本文解析了一个关于在限定时间内完成多个编程任务以获取最大积分的问题。通过贪心算法结合01背包问题的方法,介绍了如何根据每道题目的初始分值、随时间减少的分数及解题所需时间来制定最优解题策略。
codeforces
发布时间: 2017年5月13日 22:40 最后更新: 2017年5月14日 16:39 时间限制: 1000ms 内存限制: 128M
LYD loves codeforces since there are many Russian contests. In an contest lasting for T minutes there are n problems, and for the ith problem you can get ai−di∗ti points, where ai indicates the initial points, di
indicates the points decreased per minute (count from the beginning of the contest), and ti stands for the passed minutes when you solved the problem (count from the beginning of the contest).
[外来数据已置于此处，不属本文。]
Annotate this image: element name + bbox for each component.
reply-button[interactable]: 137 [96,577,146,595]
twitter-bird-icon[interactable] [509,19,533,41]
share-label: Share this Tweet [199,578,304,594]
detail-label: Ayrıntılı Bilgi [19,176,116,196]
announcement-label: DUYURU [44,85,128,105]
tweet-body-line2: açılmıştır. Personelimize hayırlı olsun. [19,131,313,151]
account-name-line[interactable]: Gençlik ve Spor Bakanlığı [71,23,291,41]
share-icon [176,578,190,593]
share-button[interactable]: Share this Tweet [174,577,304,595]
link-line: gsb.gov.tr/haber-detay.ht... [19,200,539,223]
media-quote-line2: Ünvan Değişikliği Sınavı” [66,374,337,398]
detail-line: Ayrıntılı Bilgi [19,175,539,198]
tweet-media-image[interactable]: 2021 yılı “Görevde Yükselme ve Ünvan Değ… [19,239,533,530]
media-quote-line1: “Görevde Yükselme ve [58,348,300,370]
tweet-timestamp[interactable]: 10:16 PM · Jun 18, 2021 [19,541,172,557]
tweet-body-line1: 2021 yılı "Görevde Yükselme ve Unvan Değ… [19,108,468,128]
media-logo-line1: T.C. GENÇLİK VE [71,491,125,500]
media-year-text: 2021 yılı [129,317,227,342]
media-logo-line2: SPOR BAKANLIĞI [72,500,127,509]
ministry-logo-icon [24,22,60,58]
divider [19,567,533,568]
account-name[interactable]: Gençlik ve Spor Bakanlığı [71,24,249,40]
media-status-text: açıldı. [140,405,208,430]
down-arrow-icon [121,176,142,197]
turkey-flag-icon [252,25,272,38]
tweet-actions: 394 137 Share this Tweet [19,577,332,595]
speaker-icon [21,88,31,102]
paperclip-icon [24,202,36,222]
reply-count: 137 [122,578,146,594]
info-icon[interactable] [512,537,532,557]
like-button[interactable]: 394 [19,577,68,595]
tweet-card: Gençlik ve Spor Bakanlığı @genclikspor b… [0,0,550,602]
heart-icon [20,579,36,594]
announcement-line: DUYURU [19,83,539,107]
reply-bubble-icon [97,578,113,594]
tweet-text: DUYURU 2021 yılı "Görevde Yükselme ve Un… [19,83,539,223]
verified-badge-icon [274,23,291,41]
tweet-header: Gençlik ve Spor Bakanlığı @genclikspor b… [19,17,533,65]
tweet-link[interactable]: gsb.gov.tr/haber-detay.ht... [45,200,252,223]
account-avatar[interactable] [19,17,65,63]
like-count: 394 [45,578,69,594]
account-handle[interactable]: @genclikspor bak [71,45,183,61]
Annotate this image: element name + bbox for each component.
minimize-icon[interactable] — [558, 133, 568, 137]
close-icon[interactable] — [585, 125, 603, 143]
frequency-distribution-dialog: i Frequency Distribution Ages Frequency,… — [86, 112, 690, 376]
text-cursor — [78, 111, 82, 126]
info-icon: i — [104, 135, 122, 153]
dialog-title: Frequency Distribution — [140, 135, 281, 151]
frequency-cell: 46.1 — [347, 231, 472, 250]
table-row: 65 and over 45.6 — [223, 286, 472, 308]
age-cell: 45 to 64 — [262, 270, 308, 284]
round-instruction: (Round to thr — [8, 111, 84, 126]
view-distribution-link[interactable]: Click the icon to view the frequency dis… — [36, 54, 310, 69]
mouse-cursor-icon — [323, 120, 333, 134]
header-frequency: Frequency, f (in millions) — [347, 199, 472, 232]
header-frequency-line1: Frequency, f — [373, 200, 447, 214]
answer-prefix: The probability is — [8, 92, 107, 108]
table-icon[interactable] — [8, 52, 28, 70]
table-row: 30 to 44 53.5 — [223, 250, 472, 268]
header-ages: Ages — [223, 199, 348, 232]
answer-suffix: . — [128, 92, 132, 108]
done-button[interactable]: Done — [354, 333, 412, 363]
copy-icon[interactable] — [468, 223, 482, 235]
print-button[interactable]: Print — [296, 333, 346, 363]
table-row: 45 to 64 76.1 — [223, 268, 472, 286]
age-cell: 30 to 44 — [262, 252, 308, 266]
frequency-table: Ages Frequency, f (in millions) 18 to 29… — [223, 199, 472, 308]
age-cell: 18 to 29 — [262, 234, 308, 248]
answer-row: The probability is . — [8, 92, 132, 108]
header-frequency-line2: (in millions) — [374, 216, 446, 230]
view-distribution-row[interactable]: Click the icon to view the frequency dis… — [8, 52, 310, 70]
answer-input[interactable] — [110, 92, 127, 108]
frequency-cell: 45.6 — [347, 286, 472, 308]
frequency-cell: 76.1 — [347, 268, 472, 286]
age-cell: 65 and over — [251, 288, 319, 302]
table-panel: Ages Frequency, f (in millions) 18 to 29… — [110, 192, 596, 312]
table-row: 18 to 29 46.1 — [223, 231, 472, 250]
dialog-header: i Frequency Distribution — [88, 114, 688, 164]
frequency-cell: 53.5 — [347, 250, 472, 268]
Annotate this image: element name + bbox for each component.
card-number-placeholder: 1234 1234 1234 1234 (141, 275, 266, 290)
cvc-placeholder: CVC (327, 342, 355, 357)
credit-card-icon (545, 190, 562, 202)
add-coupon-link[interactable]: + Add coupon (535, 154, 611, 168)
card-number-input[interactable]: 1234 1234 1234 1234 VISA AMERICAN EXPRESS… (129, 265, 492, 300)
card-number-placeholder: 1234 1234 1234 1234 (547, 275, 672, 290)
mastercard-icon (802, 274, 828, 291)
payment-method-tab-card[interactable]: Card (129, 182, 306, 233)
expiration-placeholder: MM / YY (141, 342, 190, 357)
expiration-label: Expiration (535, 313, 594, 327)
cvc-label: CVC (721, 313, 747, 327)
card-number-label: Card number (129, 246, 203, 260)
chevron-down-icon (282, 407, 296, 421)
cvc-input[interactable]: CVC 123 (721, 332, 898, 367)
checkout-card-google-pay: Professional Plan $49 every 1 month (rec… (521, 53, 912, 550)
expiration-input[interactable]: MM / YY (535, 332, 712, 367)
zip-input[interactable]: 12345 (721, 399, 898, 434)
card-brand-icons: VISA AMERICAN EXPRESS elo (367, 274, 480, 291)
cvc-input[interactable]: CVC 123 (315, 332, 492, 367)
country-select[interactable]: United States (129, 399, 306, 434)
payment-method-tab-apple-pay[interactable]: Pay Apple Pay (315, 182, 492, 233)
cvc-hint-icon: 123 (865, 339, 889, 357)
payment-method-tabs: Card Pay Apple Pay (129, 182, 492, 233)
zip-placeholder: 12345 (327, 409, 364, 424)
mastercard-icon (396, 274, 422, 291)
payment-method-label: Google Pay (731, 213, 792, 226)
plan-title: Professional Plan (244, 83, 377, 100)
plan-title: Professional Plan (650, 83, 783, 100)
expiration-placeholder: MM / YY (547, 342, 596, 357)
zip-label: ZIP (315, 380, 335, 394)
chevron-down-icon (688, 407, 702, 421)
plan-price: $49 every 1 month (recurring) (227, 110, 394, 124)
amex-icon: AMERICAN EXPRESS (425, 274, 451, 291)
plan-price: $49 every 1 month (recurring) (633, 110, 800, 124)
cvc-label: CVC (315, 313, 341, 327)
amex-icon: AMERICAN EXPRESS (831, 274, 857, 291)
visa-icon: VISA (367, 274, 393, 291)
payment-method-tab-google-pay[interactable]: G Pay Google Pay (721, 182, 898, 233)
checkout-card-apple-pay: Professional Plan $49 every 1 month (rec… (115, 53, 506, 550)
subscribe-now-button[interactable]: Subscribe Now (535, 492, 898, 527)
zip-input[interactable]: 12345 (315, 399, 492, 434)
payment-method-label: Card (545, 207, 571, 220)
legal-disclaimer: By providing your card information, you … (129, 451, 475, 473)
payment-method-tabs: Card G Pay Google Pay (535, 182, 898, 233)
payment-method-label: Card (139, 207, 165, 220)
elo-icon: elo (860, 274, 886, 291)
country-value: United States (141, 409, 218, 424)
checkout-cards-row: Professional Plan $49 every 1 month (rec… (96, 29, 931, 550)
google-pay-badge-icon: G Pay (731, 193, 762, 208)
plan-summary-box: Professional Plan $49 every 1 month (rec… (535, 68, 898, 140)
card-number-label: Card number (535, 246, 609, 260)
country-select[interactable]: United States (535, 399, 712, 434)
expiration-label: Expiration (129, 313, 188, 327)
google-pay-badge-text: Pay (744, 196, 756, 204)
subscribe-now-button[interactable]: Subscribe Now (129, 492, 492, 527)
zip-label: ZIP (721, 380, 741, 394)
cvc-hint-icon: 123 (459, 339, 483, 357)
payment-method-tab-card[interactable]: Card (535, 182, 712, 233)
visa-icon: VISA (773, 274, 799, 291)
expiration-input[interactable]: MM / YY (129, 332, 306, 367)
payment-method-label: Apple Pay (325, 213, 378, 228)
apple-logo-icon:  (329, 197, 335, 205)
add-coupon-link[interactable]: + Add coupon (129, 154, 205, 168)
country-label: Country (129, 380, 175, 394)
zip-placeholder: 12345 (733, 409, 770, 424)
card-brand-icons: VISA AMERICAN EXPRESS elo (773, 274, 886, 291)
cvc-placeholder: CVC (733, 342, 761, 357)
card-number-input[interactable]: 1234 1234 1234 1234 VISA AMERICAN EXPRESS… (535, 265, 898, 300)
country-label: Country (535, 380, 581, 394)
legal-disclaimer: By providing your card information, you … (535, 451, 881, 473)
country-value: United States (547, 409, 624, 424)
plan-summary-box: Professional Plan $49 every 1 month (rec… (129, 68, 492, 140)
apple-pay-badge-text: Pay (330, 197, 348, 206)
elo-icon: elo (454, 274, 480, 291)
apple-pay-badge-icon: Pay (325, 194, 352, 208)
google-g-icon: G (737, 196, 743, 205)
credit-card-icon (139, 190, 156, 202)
Now you know LYD can solve the ith problem in ci minutes. He can't perform as a multi-core processor, so he can think of only one problem at a moment. Can you help him get as many points ashe can?
The first line contains two integers n,T(0≤n≤2000,0≤T≤5000).
The second line contains n integers a1,a2,..,an(0<ai≤6000).
The third line contains n integers d1,d2,..,dn(0<di≤50).
The forth line contains n integers c1,c2,..,cn(0<ci≤400).
Output an integer in a single line, indicating the maximum points LYD can get.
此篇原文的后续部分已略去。